Reserve Bank governor Philip Lowe has acknowledged that rising interest rates are making it tough for many Australians right now, but he says the alternative is a weak banking system that is not in the national interest.
Appearing before Senate estimates on Wednesday (15 February), Dr Lowe said having strong banks making healthy profits was necessary for the economy.
“People are really hurting, I understand that, but I also understand that if we don’t get on top of inflation, it means even higher interest rates and more unemployment,” he told the hearing.
“The banks are profitable, it’s true. We want resilient banks. I know it’s hard for people to accept when they’re suffering. But the country is better off having strong, resilient banks that can provide the financial services that we need.”
Dr Lowe agreed that banks are slow to pass on rate rises to savings and deposit accounts, yet very quick to pass the increases on to mortgage customers.
“When we put up interest rates, the immediate effect, I think, is a boost to bank profits,” he said.
“Particularly if they’re slow in raising deposit rates, which they have been.”
Treasurer Jim Chalmers has tasked the Australian Competition and Consumer Commission with examining why banks do not pass on interest rates to savings customers quickly – an inquiry the RBA boss supports.

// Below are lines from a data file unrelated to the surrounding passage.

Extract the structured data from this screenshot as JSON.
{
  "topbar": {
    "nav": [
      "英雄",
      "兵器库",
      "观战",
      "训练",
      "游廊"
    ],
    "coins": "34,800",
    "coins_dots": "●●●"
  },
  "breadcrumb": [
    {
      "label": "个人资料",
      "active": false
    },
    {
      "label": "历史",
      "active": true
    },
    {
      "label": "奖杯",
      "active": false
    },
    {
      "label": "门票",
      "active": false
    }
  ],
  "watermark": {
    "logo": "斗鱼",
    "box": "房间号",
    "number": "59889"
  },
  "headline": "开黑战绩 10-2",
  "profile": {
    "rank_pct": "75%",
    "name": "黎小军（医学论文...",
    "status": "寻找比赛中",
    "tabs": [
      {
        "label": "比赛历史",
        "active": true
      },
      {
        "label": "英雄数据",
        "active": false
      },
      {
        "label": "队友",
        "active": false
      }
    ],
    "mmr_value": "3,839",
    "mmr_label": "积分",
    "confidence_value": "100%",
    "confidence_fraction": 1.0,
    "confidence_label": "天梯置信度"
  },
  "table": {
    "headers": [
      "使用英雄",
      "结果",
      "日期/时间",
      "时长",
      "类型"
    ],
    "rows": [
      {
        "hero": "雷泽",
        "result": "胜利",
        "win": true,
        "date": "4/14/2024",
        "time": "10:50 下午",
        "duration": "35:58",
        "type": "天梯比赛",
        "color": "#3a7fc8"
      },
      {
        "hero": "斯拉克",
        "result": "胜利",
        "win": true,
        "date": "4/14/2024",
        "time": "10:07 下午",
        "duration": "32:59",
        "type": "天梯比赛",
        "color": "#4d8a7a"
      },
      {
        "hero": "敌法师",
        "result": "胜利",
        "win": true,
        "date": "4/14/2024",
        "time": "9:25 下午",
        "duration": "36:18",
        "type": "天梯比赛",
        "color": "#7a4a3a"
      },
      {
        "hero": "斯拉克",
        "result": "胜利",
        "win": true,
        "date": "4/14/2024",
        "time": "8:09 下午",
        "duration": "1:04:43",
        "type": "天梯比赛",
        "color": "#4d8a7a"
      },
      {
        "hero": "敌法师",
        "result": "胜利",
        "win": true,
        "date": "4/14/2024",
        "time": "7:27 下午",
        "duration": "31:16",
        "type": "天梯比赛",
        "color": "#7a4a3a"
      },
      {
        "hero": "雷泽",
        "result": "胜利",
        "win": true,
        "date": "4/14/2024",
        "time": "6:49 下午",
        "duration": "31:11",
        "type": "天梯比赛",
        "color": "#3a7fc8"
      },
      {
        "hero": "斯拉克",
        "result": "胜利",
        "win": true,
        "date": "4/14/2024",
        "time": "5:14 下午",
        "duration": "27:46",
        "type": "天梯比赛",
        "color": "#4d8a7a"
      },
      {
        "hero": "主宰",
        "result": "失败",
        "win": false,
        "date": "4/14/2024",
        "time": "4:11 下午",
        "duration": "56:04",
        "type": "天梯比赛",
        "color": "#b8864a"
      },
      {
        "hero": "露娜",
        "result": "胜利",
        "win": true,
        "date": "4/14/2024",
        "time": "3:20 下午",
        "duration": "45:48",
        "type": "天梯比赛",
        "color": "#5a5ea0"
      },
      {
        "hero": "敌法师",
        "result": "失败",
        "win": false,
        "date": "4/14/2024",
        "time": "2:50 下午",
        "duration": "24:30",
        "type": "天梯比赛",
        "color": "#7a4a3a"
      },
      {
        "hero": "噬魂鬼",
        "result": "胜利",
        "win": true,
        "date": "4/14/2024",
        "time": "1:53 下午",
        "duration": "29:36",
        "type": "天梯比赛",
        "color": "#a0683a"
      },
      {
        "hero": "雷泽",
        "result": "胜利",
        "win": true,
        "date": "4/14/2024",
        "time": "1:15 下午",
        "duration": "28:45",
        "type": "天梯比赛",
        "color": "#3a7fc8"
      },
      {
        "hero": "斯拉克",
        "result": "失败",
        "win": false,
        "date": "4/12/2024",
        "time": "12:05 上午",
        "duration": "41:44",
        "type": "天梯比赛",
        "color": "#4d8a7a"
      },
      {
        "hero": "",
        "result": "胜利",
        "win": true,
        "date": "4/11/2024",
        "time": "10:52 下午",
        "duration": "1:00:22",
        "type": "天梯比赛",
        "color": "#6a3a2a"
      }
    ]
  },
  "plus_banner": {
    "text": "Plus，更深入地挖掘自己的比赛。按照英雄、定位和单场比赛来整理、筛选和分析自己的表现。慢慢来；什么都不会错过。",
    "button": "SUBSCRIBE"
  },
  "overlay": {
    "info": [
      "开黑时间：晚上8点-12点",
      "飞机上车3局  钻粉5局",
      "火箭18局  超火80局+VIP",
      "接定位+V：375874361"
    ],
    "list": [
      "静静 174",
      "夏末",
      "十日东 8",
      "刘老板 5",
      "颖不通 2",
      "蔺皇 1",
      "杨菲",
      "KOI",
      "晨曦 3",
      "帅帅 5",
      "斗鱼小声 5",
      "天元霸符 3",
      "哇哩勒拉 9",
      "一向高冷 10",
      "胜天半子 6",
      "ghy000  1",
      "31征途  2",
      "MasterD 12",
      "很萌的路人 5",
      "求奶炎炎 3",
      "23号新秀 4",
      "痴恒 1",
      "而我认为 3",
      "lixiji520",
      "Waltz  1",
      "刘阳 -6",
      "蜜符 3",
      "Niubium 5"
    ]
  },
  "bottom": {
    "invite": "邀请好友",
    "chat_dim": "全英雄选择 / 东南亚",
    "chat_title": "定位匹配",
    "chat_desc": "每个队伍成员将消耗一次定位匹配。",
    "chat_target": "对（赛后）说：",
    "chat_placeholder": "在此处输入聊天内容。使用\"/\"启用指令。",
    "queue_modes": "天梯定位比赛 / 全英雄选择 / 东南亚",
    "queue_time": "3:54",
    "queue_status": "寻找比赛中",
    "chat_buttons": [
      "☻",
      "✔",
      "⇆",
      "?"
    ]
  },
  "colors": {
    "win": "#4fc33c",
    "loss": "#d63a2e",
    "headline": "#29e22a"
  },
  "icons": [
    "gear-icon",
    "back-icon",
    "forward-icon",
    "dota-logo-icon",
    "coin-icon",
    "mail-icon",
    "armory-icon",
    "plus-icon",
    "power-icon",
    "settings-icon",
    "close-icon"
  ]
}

The ACCC will report its findings to the government in December this year.
Asked why the RBA continues to lift the official interest rate even while the cash rate target is at its highest rate since September last year, the governor flagged more rises to come.
“I don’t think we’re at the peak yet, but how far we have to go up, I don’t know,” he said.
“I understand why some people focus on the risks on the one side, but we’ve got to be attentive to the risk from higher inflation,” Dr Lowe said.
“It’s corrosive for the economy and all the evidence is if inflation stays high for too long, expectations adjust and that leads to higher interest rates and more unemployment.
“The risks are two-sided and we’re trying to navigate our way through a narrow path.”
Inflation is currently at 7.8 per cent, well above the RBA’s target of 2 to 3 per cent.
Unemployment must rise before inflation falls, he said.
Dr Lowe was criticised by the estimates committee for not delivering a public address following last week’s interest rates increase. He did, however, give a private briefing to major bank traders.
In 2021, the RBA governor said rates were not likely to increase before 2024, yet the official cash rate has jumped 3.25 per cent since May last year.
Committee members of all political persuasions took the governor to task over the RBA’s aggressive rising of interest rates, suggesting the bank could send the economy into recession.
Dr Lowe pointed out that there were nine members of the RBA board making “unpopular” interest rate decisions.
While insisting he wasn’t not complaining, he said he found it “a bit unfair” that all of the criticism was directed at him.